Experimenting with different types of lenses will help you to take more dynamic and exciting photographs. For those large landscape shots that you can’t quite fit into the frame with a regular lens, it can be worth bringing along a wide angle lens. For those long-distance shots of wildlife and buildings, a super telephoto lens can do the job. For those close-up shots of people and food, a macro lens could be great for adding extra quality. You can even try some more unusual lenses such as fish-eyes and night vision lenses. 

Drones

With a DJI drone, you can take breathtaking aerial shots. You can also take shots from unexplored angles, which could include incredible selfies from a clifftop or pier. It’s worth investing in a good quality drone that can take steady shots without being thrown off course by the slightest bit of wind. When taking shots with a drone, bear in mind that there may be restrictions in some locations – while drones are allowed in many national parks and remote locations, they are likely to be banned in urban areas or locations near to airports. 

Dashcams

Dashcams are ideal for a road trip. They sit on the dashboard of your car and are able to record video footage or take photos of the road ahead. All those perfect moments you might otherwise miss while driving can be captured with the help of a dashcam. There are lots of different dashcams on the market worth looking into – some are specifically suited to road trips

Action cameras

As the name suggests, action cameras are designed for action (the most famous example being the GoPro). They include handheld cameras, helmet-mounted cameras and cameras that can be attached to bike handles or surfboards. These cameras tend to be more durable and can help you to take photos hand-free while doing various activities ranging from diving to skiing. If you go on lots of active vacations, it’s worth looking into these cameras.

Strike a pose

You don’t have to take photos of yourself when travelling. However, if you do decide to take some selfies or let someone else photograph you, you may want to work on your pose. A great pose can help to capture the mood of the moment. This could be excitement, wonder or serenity depending on where you’re photographing. 

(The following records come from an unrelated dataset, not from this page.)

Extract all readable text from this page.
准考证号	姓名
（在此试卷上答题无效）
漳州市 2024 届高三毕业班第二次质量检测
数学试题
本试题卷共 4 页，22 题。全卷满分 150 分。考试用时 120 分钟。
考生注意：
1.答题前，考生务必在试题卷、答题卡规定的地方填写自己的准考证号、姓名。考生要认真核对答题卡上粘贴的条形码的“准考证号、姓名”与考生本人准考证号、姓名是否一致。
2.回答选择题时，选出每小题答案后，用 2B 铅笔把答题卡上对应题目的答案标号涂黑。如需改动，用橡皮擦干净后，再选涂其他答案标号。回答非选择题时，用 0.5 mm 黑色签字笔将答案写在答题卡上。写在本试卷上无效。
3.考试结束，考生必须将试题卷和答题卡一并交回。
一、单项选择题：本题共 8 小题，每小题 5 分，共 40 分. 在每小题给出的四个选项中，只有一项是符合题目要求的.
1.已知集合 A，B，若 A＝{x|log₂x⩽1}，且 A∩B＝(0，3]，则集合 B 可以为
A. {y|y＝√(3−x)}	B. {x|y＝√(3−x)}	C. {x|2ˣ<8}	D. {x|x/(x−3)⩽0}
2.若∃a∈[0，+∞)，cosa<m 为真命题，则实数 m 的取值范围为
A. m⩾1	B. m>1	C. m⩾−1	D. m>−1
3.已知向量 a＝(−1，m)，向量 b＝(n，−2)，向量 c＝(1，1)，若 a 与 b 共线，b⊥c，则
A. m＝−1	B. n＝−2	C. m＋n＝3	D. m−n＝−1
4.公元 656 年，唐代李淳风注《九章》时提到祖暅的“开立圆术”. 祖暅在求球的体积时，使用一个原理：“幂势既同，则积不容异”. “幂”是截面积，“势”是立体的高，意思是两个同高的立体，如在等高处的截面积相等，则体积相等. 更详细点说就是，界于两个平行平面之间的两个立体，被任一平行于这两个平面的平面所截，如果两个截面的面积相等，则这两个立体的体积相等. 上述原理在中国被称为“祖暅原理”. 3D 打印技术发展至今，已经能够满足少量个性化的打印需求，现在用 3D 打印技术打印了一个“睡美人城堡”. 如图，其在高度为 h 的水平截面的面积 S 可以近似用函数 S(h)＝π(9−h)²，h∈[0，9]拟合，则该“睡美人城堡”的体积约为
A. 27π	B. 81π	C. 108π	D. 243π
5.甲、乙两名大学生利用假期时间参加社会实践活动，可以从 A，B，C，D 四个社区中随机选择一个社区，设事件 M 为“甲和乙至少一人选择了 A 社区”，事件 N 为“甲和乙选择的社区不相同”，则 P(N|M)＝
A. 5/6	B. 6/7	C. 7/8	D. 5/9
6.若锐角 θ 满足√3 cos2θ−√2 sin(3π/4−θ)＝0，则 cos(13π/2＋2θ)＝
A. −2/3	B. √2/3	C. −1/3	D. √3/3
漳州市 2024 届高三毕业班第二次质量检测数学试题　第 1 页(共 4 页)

There are a few basic modelling tips worth following:

  • Avoid dead arms. If your arms are just hanging there by your side it can look awkward. Throw your hands in the air, put them on your hips, put them in your pockets or consider holding a prop.
  • Keep your back straight. Hunching will make you look unconfident and uncomfortable – you want to look proud and at ease in your travel photos. 
  • Capture the mood with your facial expression. If it’s a happy moment, smile. If you’re exploring somewhere with a darker history, you may want to keep a more solemn face. 
  • You don’t have to be facing the camera. You could ask someone to picture you from the back while looking at a beautiful view or hiking a trail to give a sense of perspective.
  • Dress to impress. Poor wardrobe decisions could lead you to be embarrassed by the picture afterwards.